Amendments to the Law Society Act, 1999
Please note that there have been several recent amendments to the Law Society Act, 1999. One of the most significant of these is the introduction of a program called the Fitness to Practice Program (the “FTPP”). Prior to these legislative amendments, all allegations concerning members would have to be addressed through the Law Society’s discipline proceedings; however, those proceedings provide limited opportunity for determining the root of the problem. The FTPP will allow for an alternate process to address allegations concerning a member’s capacity to practice law with reasonable skill and judgment when substantially impaired by a physical, mental or emotional condition, disorder or addiction.
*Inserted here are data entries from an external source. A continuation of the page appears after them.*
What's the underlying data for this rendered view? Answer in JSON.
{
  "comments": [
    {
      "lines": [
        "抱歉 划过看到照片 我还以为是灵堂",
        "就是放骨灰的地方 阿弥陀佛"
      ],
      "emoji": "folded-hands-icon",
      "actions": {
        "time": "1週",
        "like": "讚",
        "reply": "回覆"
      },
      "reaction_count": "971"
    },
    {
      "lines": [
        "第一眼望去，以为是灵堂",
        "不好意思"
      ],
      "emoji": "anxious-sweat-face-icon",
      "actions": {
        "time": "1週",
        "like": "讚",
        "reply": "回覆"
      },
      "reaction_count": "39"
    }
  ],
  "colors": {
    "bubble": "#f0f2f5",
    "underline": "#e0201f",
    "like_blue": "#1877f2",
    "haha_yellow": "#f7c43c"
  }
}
Participation in this program will be voluntary on the part of the member involved.
Additional amendments provide:
- the vice-president with the authority to conduct investigations;
- the vice-president and the CAC with the authority to delegate investigations to staff;
- that various persons must report criminal activity;
- for the modernization of publication (i.e., on the Law Society’s website, to two media outlets and through databases, instead of mandatory publication in a newspaper);
- that honorary benchers cannot vote at convocations;
- for the designation of the president as the presiding officer instead of the CEO; and
- clarification on how the mobility agreement applies to taxation in the province.
These amendments will increase administrative efficiency, clarify ambiguity and strengthen the Law Society’s ability to regulate the practice of law and the legal profession in the province, in the public interest.
All of the amendments can be viewed on the Government of Newfoundland and Labrador’s website.